As some of you might know last night at midnight UTC a leap second was inserted.
We’d expected that to be handled smoothly by Linux, just like the Y2K issue. Unfortunately that turned out to be not the case.
The day before the leap second, ntpd reports to the kernel that a leap second event is going to happen. This report caused a complete lockup of some of our systems.
Of course we didn’t suspect the leap second to be the problem. We first suspected our hardware, then our virtualization software, then our firewall rules and eventually the phase of the moon. Then we got reports coming in from other people having the same issue. Old kernels, new kernels, it didn’t seem to matter.
The fix was simple. Stop ntpd everywhere, and remove the leap second event with a tool called adjtimex. We waited for the big-bang at midnight, but nothing happened.
Except… there seemed to be another issue.
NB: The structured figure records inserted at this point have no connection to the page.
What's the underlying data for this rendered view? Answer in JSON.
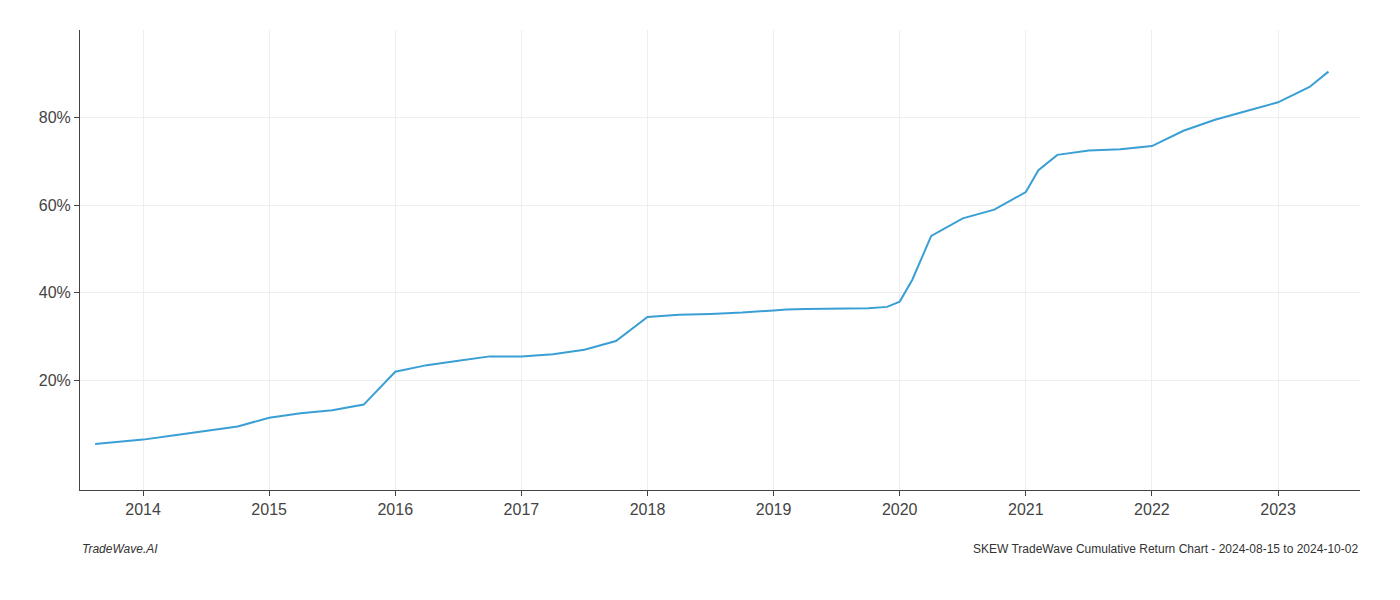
{
  "chart_data": {
    "type": "line",
    "x": [
      2013.62,
      2013.75,
      2014.0,
      2014.25,
      2014.5,
      2014.75,
      2015.0,
      2015.25,
      2015.5,
      2015.75,
      2016.0,
      2016.25,
      2016.5,
      2016.75,
      2017.0,
      2017.25,
      2017.5,
      2017.75,
      2018.0,
      2018.25,
      2018.5,
      2018.62,
      2018.75,
      2019.0,
      2019.1,
      2019.25,
      2019.5,
      2019.75,
      2019.9,
      2020.0,
      2020.1,
      2020.25,
      2020.5,
      2020.75,
      2021.0,
      2021.1,
      2021.25,
      2021.5,
      2021.75,
      2022.0,
      2022.25,
      2022.5,
      2022.75,
      2023.0,
      2023.25,
      2023.4
    ],
    "values": [
      5.5,
      5.8,
      6.5,
      7.5,
      8.5,
      9.5,
      11.5,
      12.5,
      13.2,
      14.5,
      22.0,
      23.5,
      24.5,
      25.5,
      25.5,
      26.0,
      27.0,
      29.0,
      34.5,
      35.0,
      35.2,
      35.3,
      35.5,
      36.0,
      36.2,
      36.3,
      36.4,
      36.5,
      36.8,
      38.0,
      43.0,
      53.0,
      57.0,
      59.0,
      63.0,
      68.0,
      71.5,
      72.5,
      72.8,
      73.5,
      77.0,
      79.5,
      81.5,
      83.5,
      87.0,
      90.5
    ],
    "color": "#3a9fd4",
    "xlim": [
      2013.5,
      2023.65
    ],
    "xticks": [
      2014,
      2015,
      2016,
      2017,
      2018,
      2019,
      2020,
      2021,
      2022,
      2023
    ],
    "ylim": [
      -5,
      100
    ],
    "yticks": [
      {
        "value": 20,
        "label": "20%"
      },
      {
        "value": 40,
        "label": "40%"
      },
      {
        "value": 60,
        "label": "60%"
      },
      {
        "value": 80,
        "label": "80%"
      }
    ],
    "grid": true,
    "annotations": [
      "TradeWave.AI",
      "SKEW TradeWave Cumulative Return Chart - 2024-08-15 to 2024-10-02"
    ]
  }
}
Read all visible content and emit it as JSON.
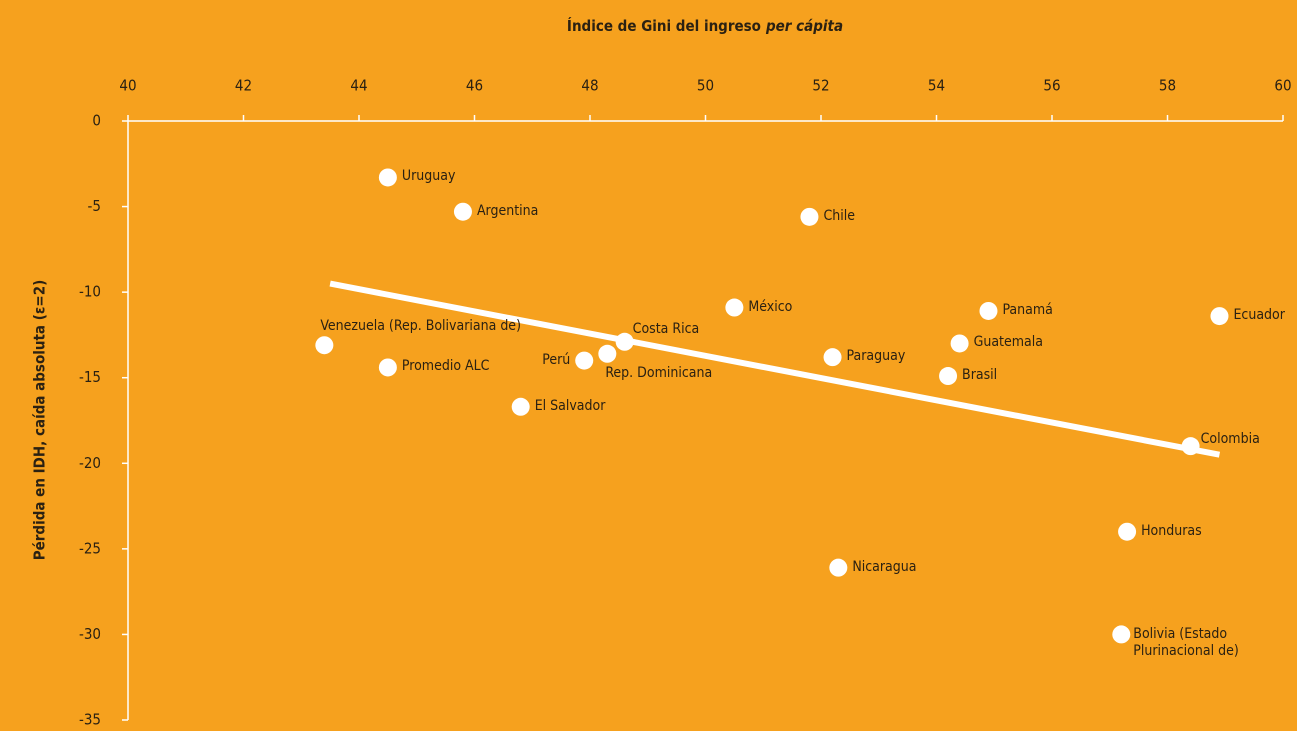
{
  "chart_data": {
    "type": "scatter",
    "x_label": {
      "text": "Índice de Gini del ingreso",
      "emphasis": "per cápita"
    },
    "y_label": "Pérdida en IDH, caída absoluta (ε=2)",
    "labels": [
      "Uruguay",
      "Argentina",
      "Chile",
      "México",
      "Panamá",
      "Ecuador",
      "Venezuela (Rep. Bolivariana de)",
      "Costa Rica",
      "Rep. Dominicana",
      "Perú",
      "Promedio ALC",
      "Paraguay",
      "Guatemala",
      "Brasil",
      "El Salvador",
      "Colombia",
      "Honduras",
      "Nicaragua",
      "Bolivia (Estado Plurinacional de)"
    ],
    "x": [
      44.5,
      45.8,
      51.8,
      50.5,
      54.9,
      58.9,
      43.4,
      48.6,
      48.3,
      47.9,
      44.5,
      52.2,
      54.4,
      54.2,
      46.8,
      58.4,
      57.3,
      52.3,
      57.2
    ],
    "values": [
      -3.3,
      -5.3,
      -5.6,
      -10.9,
      -11.1,
      -11.4,
      -13.1,
      -12.9,
      -13.6,
      -14.0,
      -14.4,
      -13.8,
      -13.0,
      -14.9,
      -16.7,
      -19.0,
      -24.0,
      -26.1,
      -30.0
    ],
    "color": "#ffffff",
    "trendline": {
      "x": [
        43.5,
        58.9
      ],
      "y": [
        -9.5,
        -19.5
      ],
      "color": "#ffffff"
    },
    "xlim": [
      40,
      60
    ],
    "xticks": [
      40,
      42,
      44,
      46,
      48,
      50,
      52,
      54,
      56,
      58,
      60
    ],
    "ylim": [
      -35,
      0
    ],
    "yticks": [
      0,
      -5,
      -10,
      -15,
      -20,
      -25,
      -30,
      -35
    ]
  }
}
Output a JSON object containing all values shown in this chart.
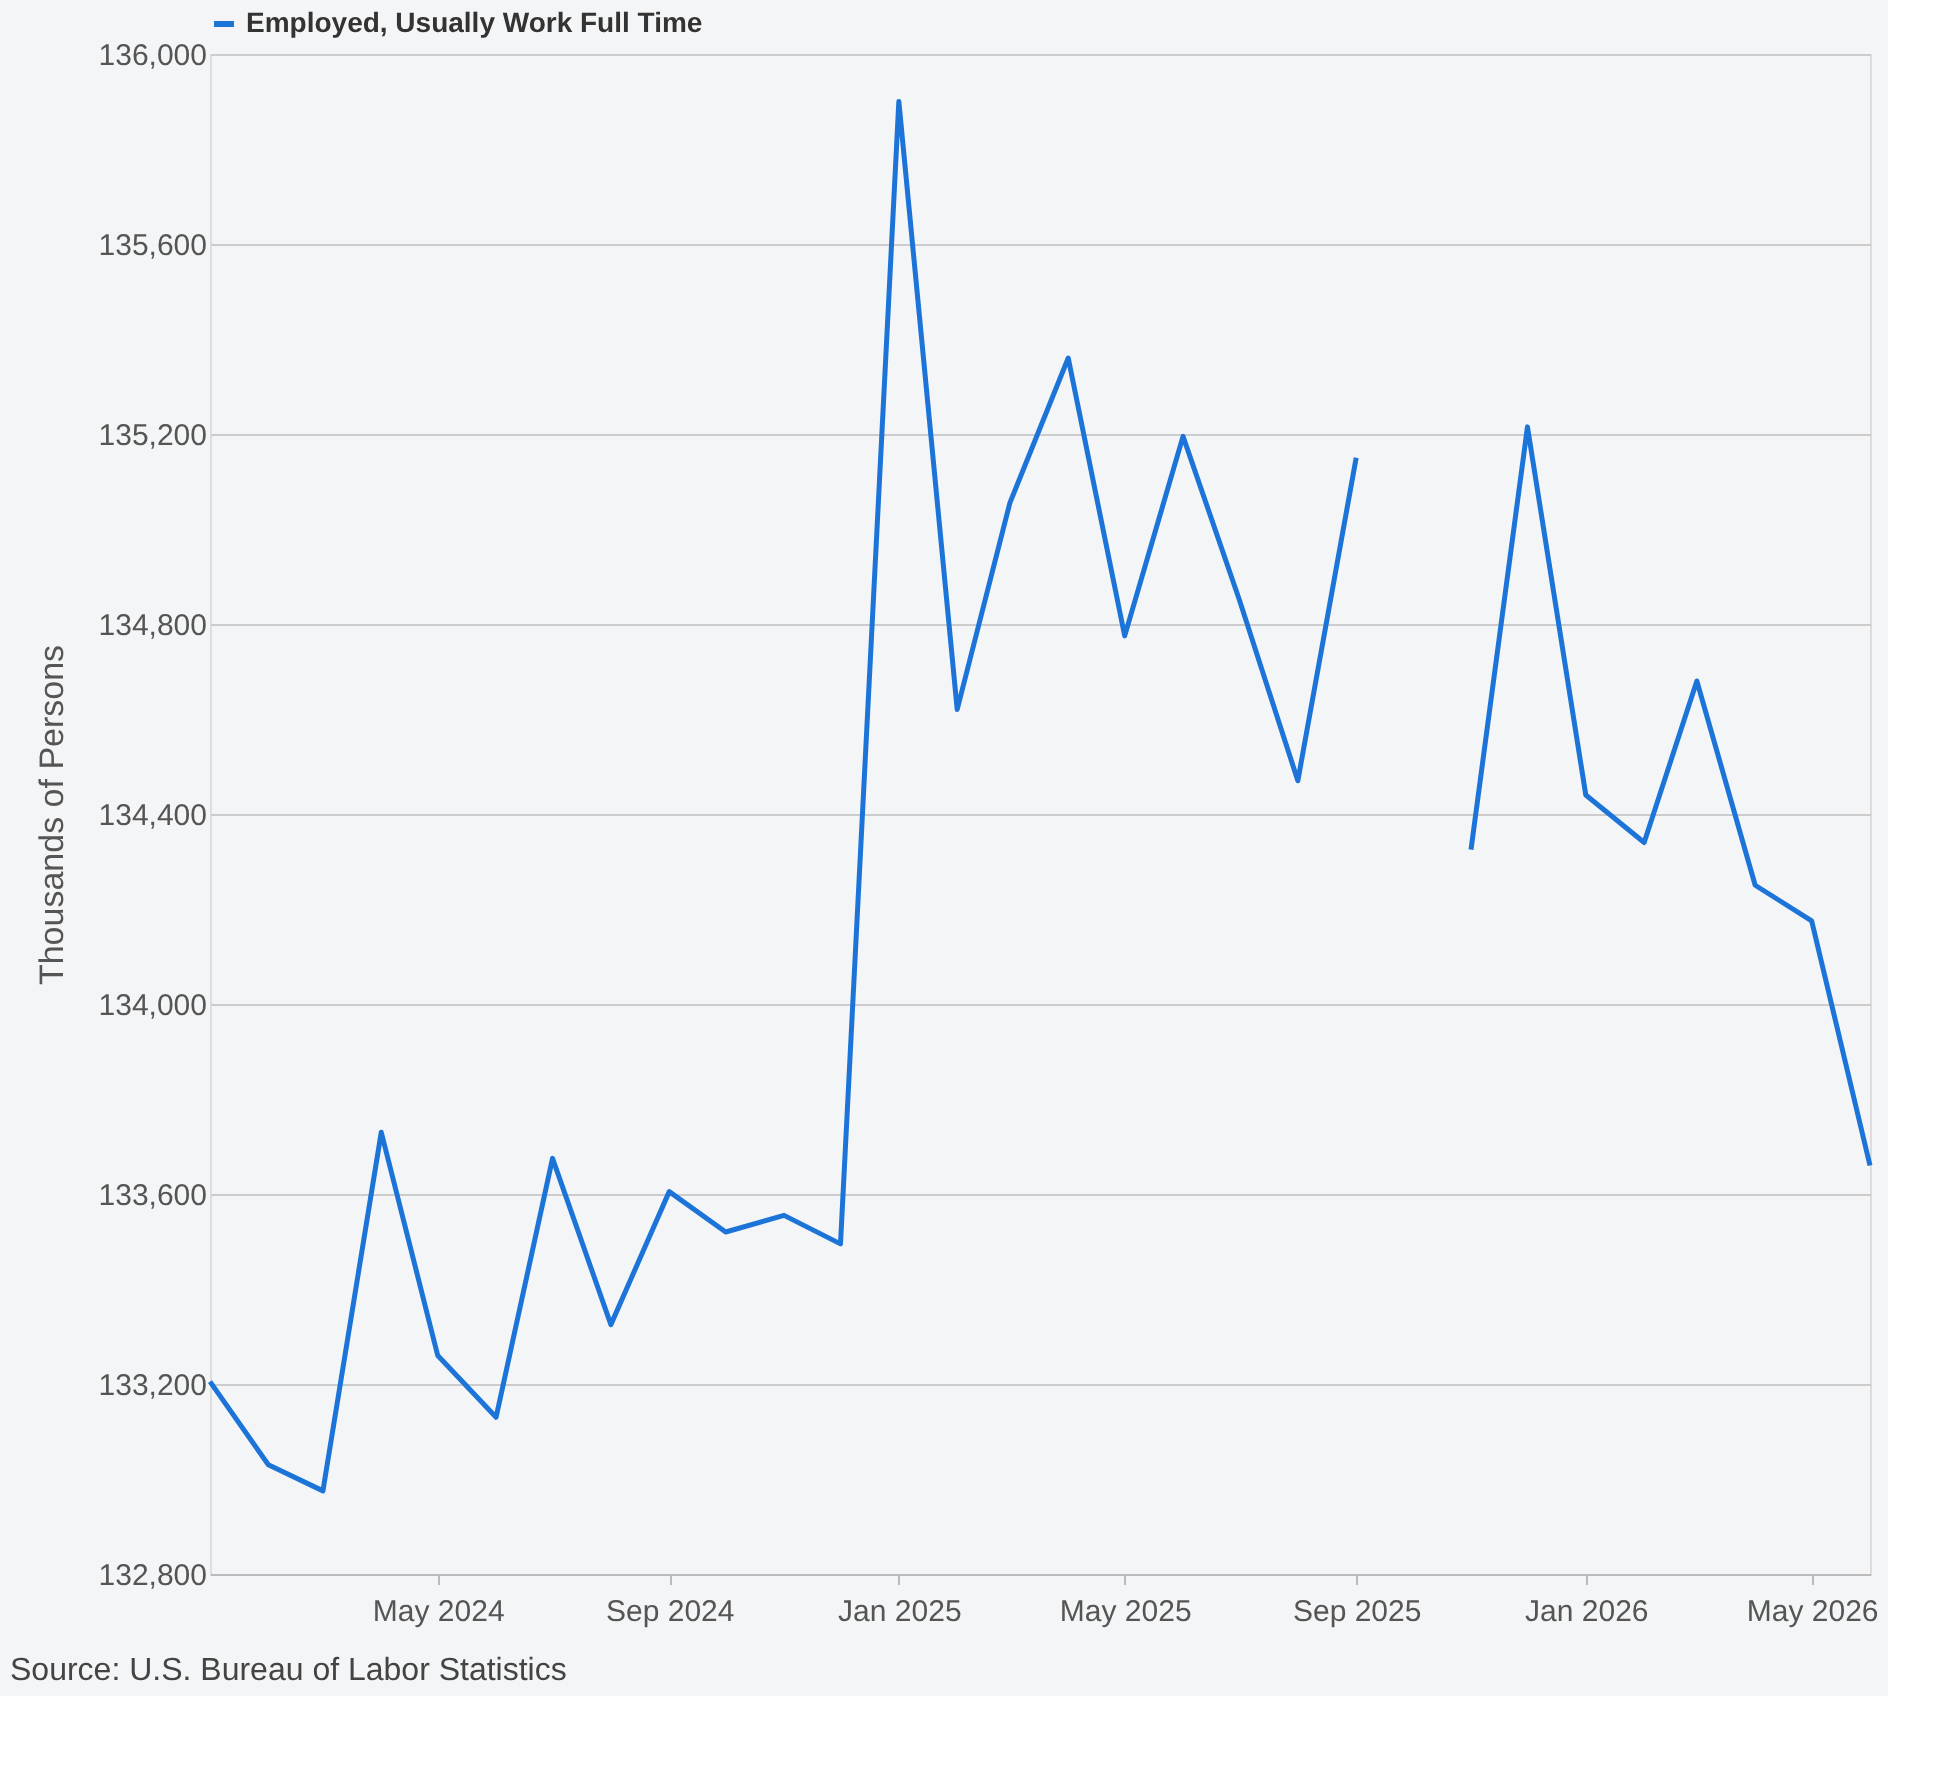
{
  "chart_data": {
    "type": "line",
    "ylabel": "Thousands of Persons",
    "x": [
      "2024-01",
      "2024-02",
      "2024-03",
      "2024-04",
      "2024-05",
      "2024-06",
      "2024-07",
      "2024-08",
      "2024-09",
      "2024-10",
      "2024-11",
      "2024-12",
      "2025-01",
      "2025-02",
      "2025-03",
      "2025-04",
      "2025-05",
      "2025-06",
      "2025-07",
      "2025-08",
      "2025-09",
      "2025-10",
      "2025-11",
      "2025-12",
      "2026-01",
      "2026-02",
      "2026-03",
      "2026-04",
      "2026-05",
      "2026-06"
    ],
    "series": [
      {
        "name": "Employed, Usually Work Full Time",
        "color": "#1c74d8",
        "values": [
          133205,
          133030,
          132975,
          133730,
          133260,
          133130,
          133675,
          133325,
          133605,
          133520,
          133555,
          133495,
          135900,
          134620,
          135055,
          135360,
          134775,
          135195,
          134850,
          134470,
          135150,
          null,
          134325,
          135215,
          134440,
          134340,
          134680,
          134250,
          134175,
          133660
        ]
      }
    ],
    "xlim": [
      "2024-01",
      "2026-06"
    ],
    "xticks": [
      {
        "value": "2024-05",
        "label": "May 2024"
      },
      {
        "value": "2024-09",
        "label": "Sep 2024"
      },
      {
        "value": "2025-01",
        "label": "Jan 2025"
      },
      {
        "value": "2025-05",
        "label": "May 2025"
      },
      {
        "value": "2025-09",
        "label": "Sep 2025"
      },
      {
        "value": "2026-01",
        "label": "Jan 2026"
      },
      {
        "value": "2026-05",
        "label": "May 2026"
      }
    ],
    "ylim": [
      132800,
      136000
    ],
    "yticks": [
      {
        "value": 132800,
        "label": "132,800"
      },
      {
        "value": 133200,
        "label": "133,200"
      },
      {
        "value": 133600,
        "label": "133,600"
      },
      {
        "value": 134000,
        "label": "134,000"
      },
      {
        "value": 134400,
        "label": "134,400"
      },
      {
        "value": 134800,
        "label": "134,800"
      },
      {
        "value": 135200,
        "label": "135,200"
      },
      {
        "value": 135600,
        "label": "135,600"
      },
      {
        "value": 136000,
        "label": "136,000"
      }
    ],
    "grid": "y",
    "legend": "top left",
    "marker": "none",
    "line_style": "solid",
    "annotations": [
      "Source: U.S. Bureau of Labor Statistics"
    ]
  }
}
The load on all our servers running MySQL shut through the roof after midnight:
The fix is simple: sudo service ntpd stop; sudo date -s “`date`”; sudo service ntpd start
So if you’re running MySQL on your VPS, and your load is very high (you can check this with ‘top’), run that command and you should see the results immediately.
I’m glad we were able to limit to impact on our platform. Others were not so lucky. FourSquare, LinkedIn and even the PirateBay were impacted, and I suspect we’ll see more reports in the coming days. The next leap second hasn’t been announced yet, but next time we’ll make sure to be prepared.